Antoine WAUTERS était l’invité de France Culture le 30 septembre 2012 pour l’émission « ça rime à quoi » ( http://www.franceculture.fr/emission-ca-rime-a-quoi-antoine-wauters-2012-09-30 ) afin d’évoquer son ouvrage « Césarine de nuit » publié en 2012 dans la collection Grands Fonds des éditions CHEYNE. 28 minutes d’entretien radiophonique ne suffisent pas à épuiser la profondeur de ce recueil de poésie ; quelques lignes de recension critique non plus …

Le récit poétique de la vie de Césarine se compose de trois parties non chronologiques : la genèse de l’histoire de Césarine constitue la partie centrale du recueil ; la première est consacrée à l’errance, précédant la claustration largement développée dans la troisième.

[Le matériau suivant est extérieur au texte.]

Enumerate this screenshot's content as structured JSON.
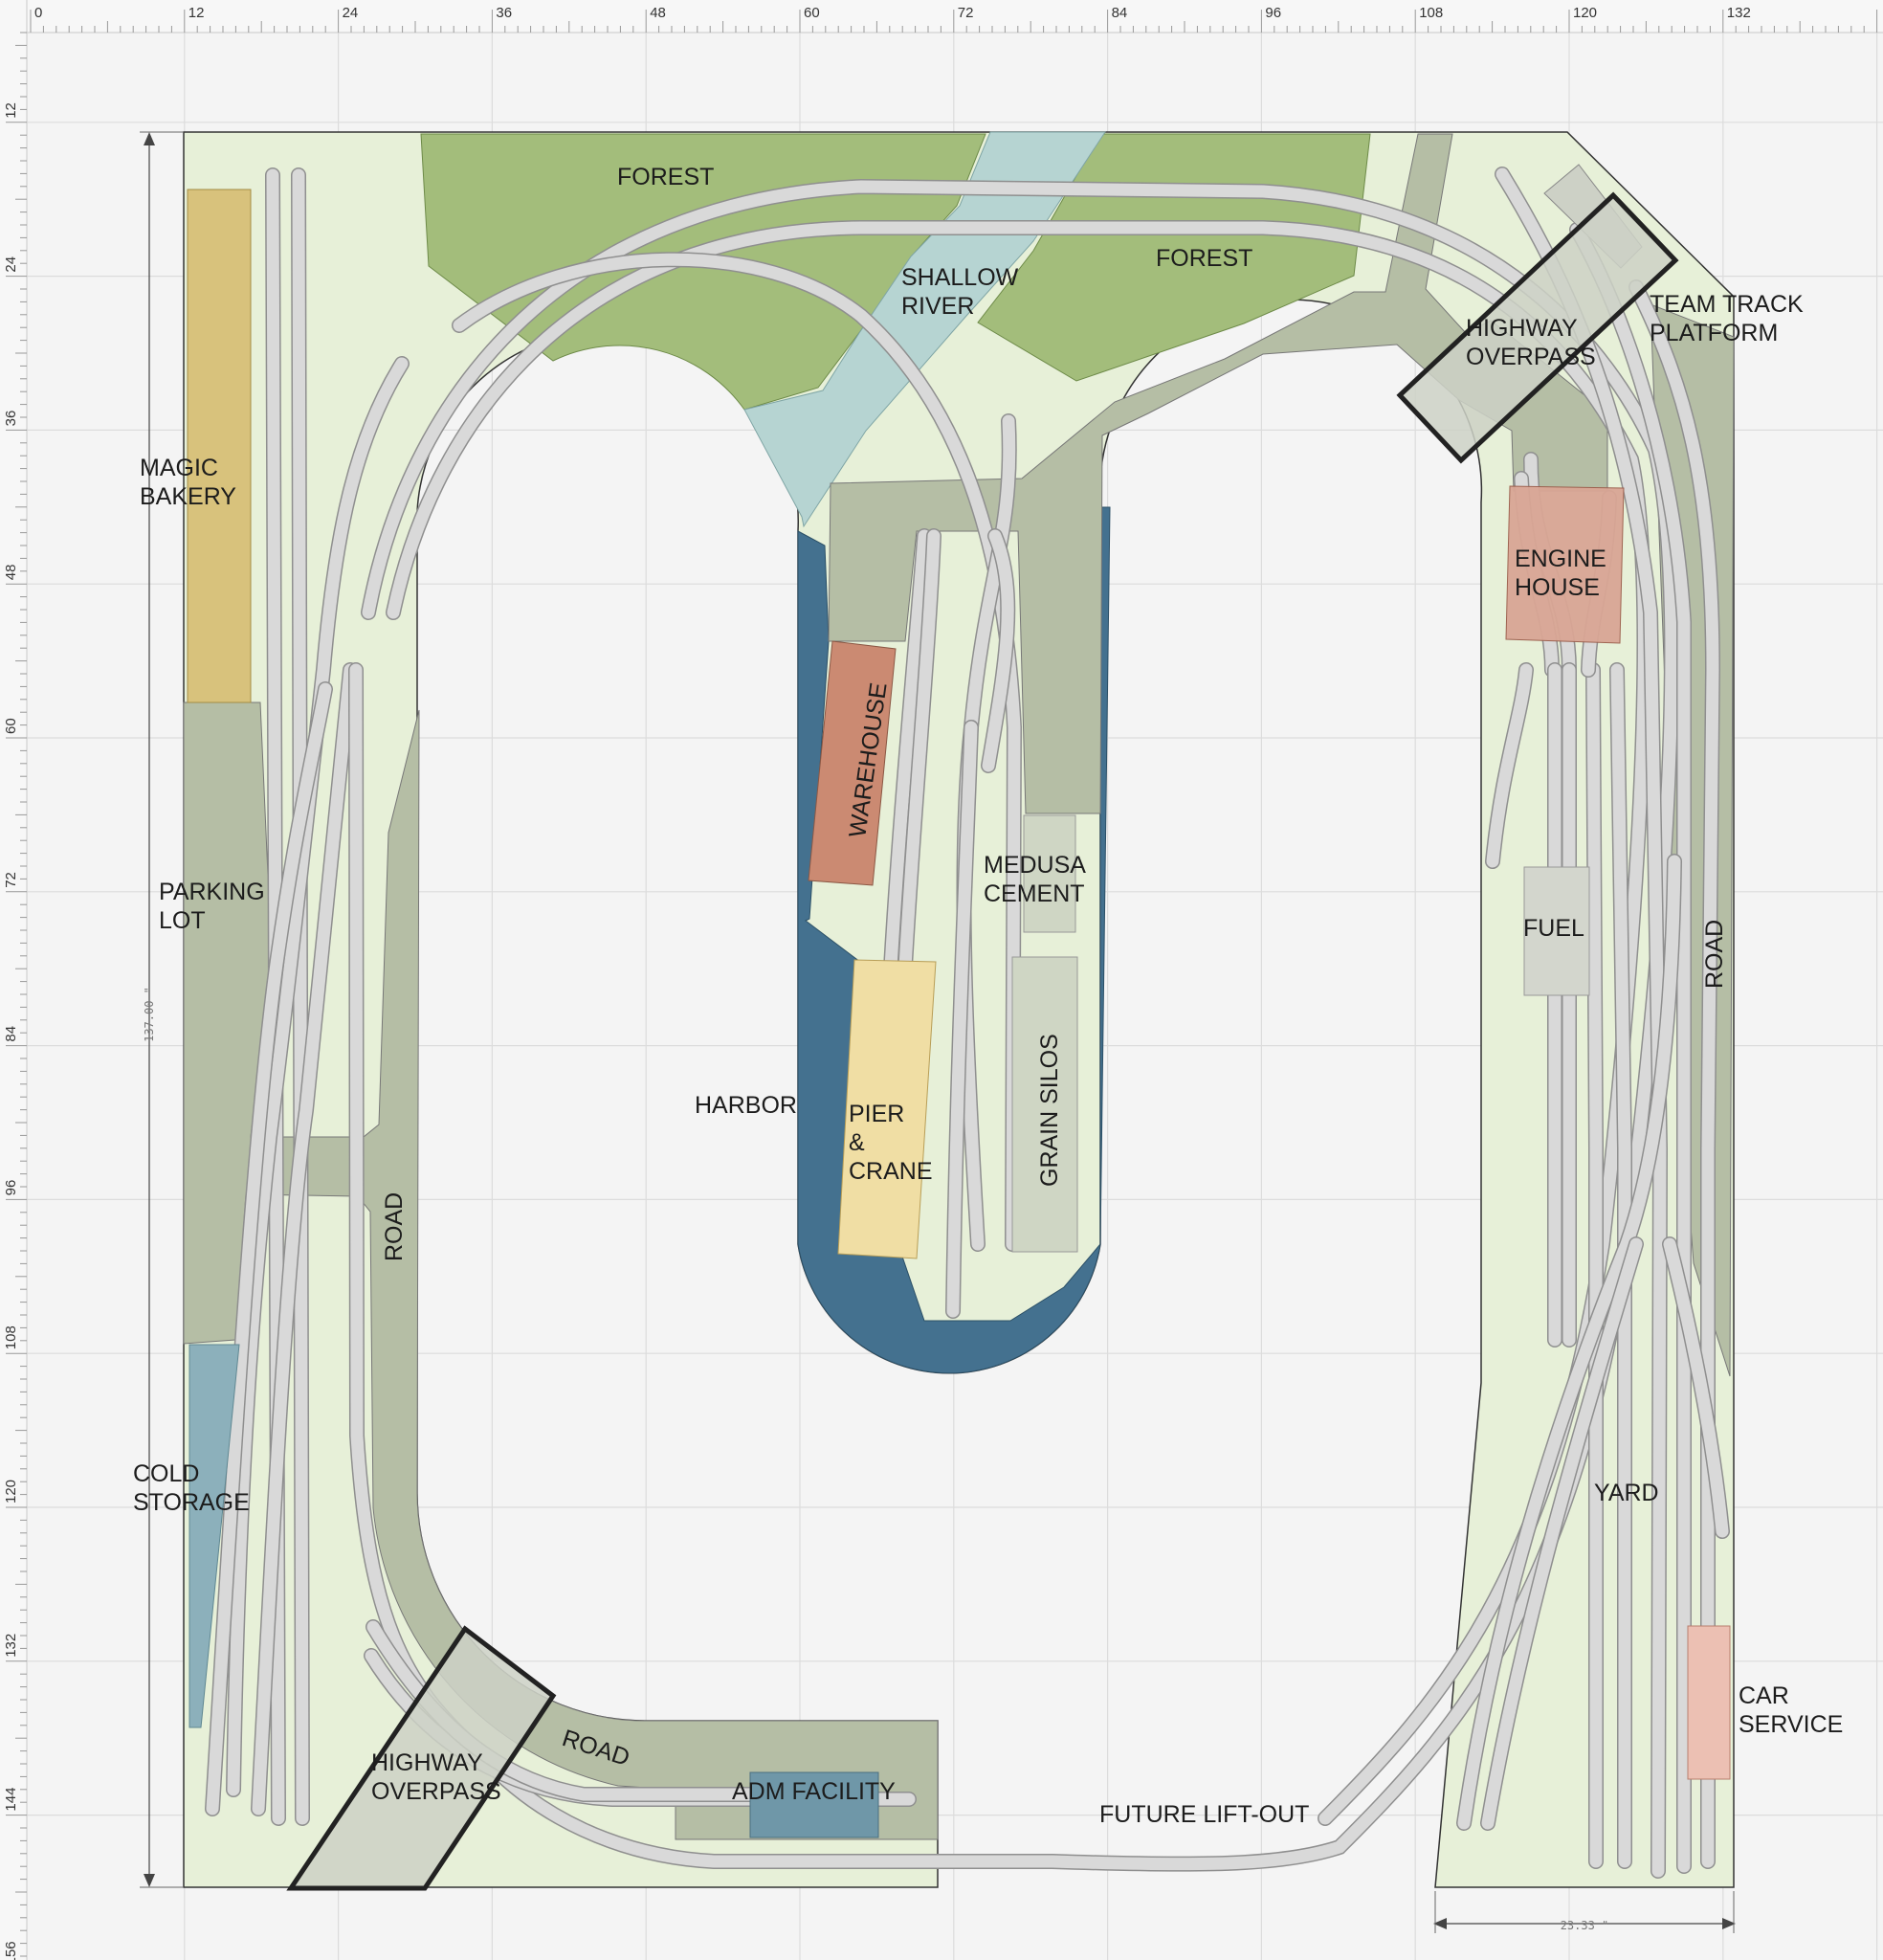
{
  "ruler": {
    "top_ticks": [
      "0",
      "12",
      "24",
      "36",
      "48",
      "60",
      "72",
      "84",
      "96",
      "108",
      "120",
      "132"
    ],
    "left_ticks": [
      "12",
      "24",
      "36",
      "48",
      "60",
      "72",
      "84",
      "96",
      "108",
      "120",
      "132",
      "144",
      "156"
    ]
  },
  "dimensions": {
    "height": "137.00 \"",
    "width": "23.33 \""
  },
  "labels": {
    "forest_left": "FOREST",
    "forest_right": "FOREST",
    "river_1": "SHALLOW",
    "river_2": "RIVER",
    "magic_1": "MAGIC",
    "magic_2": "BAKERY",
    "parking_1": "PARKING",
    "parking_2": "LOT",
    "cold_1": "COLD",
    "cold_2": "STORAGE",
    "road_left": "ROAD",
    "road_bottom": "ROAD",
    "road_right": "ROAD",
    "overpass_bottom_1": "HIGHWAY",
    "overpass_bottom_2": "OVERPASS",
    "overpass_top_1": "HIGHWAY",
    "overpass_top_2": "OVERPASS",
    "adm": "ADM FACILITY",
    "lift_out": "FUTURE LIFT-OUT",
    "warehouse": "WAREHOUSE",
    "harbor": "HARBOR",
    "pier_1": "PIER",
    "pier_2": "&",
    "pier_3": "CRANE",
    "medusa_1": "MEDUSA",
    "medusa_2": "CEMENT",
    "grain": "GRAIN SILOS",
    "engine_1": "ENGINE",
    "engine_2": "HOUSE",
    "fuel": "FUEL",
    "team_1": "TEAM TRACK",
    "team_2": "PLATFORM",
    "yard": "YARD",
    "car_1": "CAR",
    "car_2": "SERVICE"
  },
  "colors": {
    "background": "#f4f4f4",
    "benchwork": "#e7f0d8",
    "forest": "#a3bd7b",
    "river": "#b6d4d2",
    "harbor_water": "#44718f",
    "road": "#b5bea5",
    "track": "#d9d9d9",
    "bakery": "#d8c27c",
    "cold_storage": "#8cb0bb",
    "warehouse": "#cb8a72",
    "pier": "#f0dea4",
    "silos": "#cfd6c4",
    "engine_house": "#d9a695",
    "car_service": "#ecc0b3",
    "adm": "#6f97a8"
  }
}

« Césarine de nuit » est comme un conte qui se situerait entre la misère sociale d’un Charles Dickens et le fantastique de « Hansel et Grætel » : Fabien et Césarine sont les deux frères et sœurs jumeaux du célèbre « Märchen », durement abandonnés par leurs parents à l’âge de douze ans.

« Deux enfants, douze et douze ans, et une Vache qui se lasse et dit Non, plus possible, non le pain manque et la viande et le vin, allez viens mon mari, on lâche la petite et le petit morbaques, on les jette loin de nous et on vit comme avant ! » Page 59

Cependant, la langue d’Antoine WAUTERS est contemporaine et nous rappelle que l’aliénation et la violence sociale se  poursuivent de nos jours et ne sont malheureusement pas cantonnées au Londres du XIXème siècle ou au Moyen-âge mythique et fantastique restitué par un Grimm.

La majeure partie du recueil est constituée par une narration extérieure et omnisciente à peine interrompue par la prise de parole de certains personnages (qui figure en italique). Toutefois, au détour d’un poème, une formule inclut le narrateur et le lecteur, mais comme insensibles à ce drame.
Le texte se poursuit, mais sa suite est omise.